In response to the Levy Amicus Brief included in the ruling, then Commissioner Lucinda E. Jesson wrote a 3-page letter with a number of notable points that included:
- A statement that “…government and service providers begin listening to individuals about what is important to them in creating or maintaining a personally-valued community.”
- The term “productive employment” and not “competitive-integrated employment” was used when referencing the Plan’s vision statement, a term more consistent with individual choice, and “that people with disabilities should receive community-based services when the affected individual does not oppose it; segregated settings will be the preferred choice for some; and the Plan is not about eliminating certain service options or closing specific facilities.”
- Referenced a dispute resolution process for “individuals who believe that they have not received services or supports in accordance with the principles set forth in Olmstead v. L.C.” (page 537 of the dispute resolution process plan). In offering this “meaningful” protection the Commissioner essentially promised no harm to people with disabilities and the Court made a point of urging the State to “…remain vigilant to the public’s fears and concerns. Individual choice must remain a guiding factor in the delivery of community services and supports. The State must continue to assess its goals and priorities to ensure that they align with the goals and priorities of individuals with disabilities.”

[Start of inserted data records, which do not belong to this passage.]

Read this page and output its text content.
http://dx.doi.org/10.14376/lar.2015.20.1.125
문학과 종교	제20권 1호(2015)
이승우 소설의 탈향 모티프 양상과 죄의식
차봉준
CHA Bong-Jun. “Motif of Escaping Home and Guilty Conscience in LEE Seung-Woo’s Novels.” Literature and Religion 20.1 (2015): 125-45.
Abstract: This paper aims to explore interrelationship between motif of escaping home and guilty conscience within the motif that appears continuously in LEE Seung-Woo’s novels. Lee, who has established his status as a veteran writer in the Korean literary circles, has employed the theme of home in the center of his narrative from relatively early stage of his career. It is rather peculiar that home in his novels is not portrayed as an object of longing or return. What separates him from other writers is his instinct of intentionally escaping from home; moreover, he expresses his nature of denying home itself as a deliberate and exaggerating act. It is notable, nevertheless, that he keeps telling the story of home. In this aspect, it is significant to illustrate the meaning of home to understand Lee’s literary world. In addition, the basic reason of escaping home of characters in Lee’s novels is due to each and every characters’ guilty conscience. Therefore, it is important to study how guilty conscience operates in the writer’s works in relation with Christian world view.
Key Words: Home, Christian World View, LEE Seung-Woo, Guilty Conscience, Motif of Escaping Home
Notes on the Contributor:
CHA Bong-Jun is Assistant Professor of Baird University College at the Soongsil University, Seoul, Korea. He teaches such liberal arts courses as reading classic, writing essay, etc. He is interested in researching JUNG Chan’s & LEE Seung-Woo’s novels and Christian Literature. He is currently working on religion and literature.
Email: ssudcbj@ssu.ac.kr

Apparently, this balanced perspective on informed choice left DHS when Jesson did.
In 2016 it became a federal requirement that every person earning a special minimum wage go through an annual Career Counseling, Information and Referral (CCIR) session completed by the State Vocational Rehabilitation authority (DEED). The CCIR session includes the 14(c) wage worker, usually a family member, and an independent counselor (representatives from the day program are specifically excluded). In year five (2020 – 2021), DEED reports that 5,716 people earning a special minimum wage completed a CCIR session and 5,154 (90%) did not want a minimum wage job. Despite this fact, we are now on a course to eliminate the special minimum wage option for nearly 6,000 people with disabilities in Minnesota, who did not ask for this, merely for the appearance of “looking good.”
For the record, I believe that people with disabilities should have the right to work in the general workforce, at the same productivity level as their nondisabled coworkers, and be paid the same as their nondisabled coworkers; and that right should not eliminate the option for 6,000 other people with disabilities to earn a special minimum wage. There are many others that believe the same and are working hard to get this legislation repealed, or at the very least revised to make the purpose an objective study of employment services for people with disabilities in Minnesota. There is no harm in keeping the special minimum wage as one of the service options in Minnesota and to say otherwise is pernicious.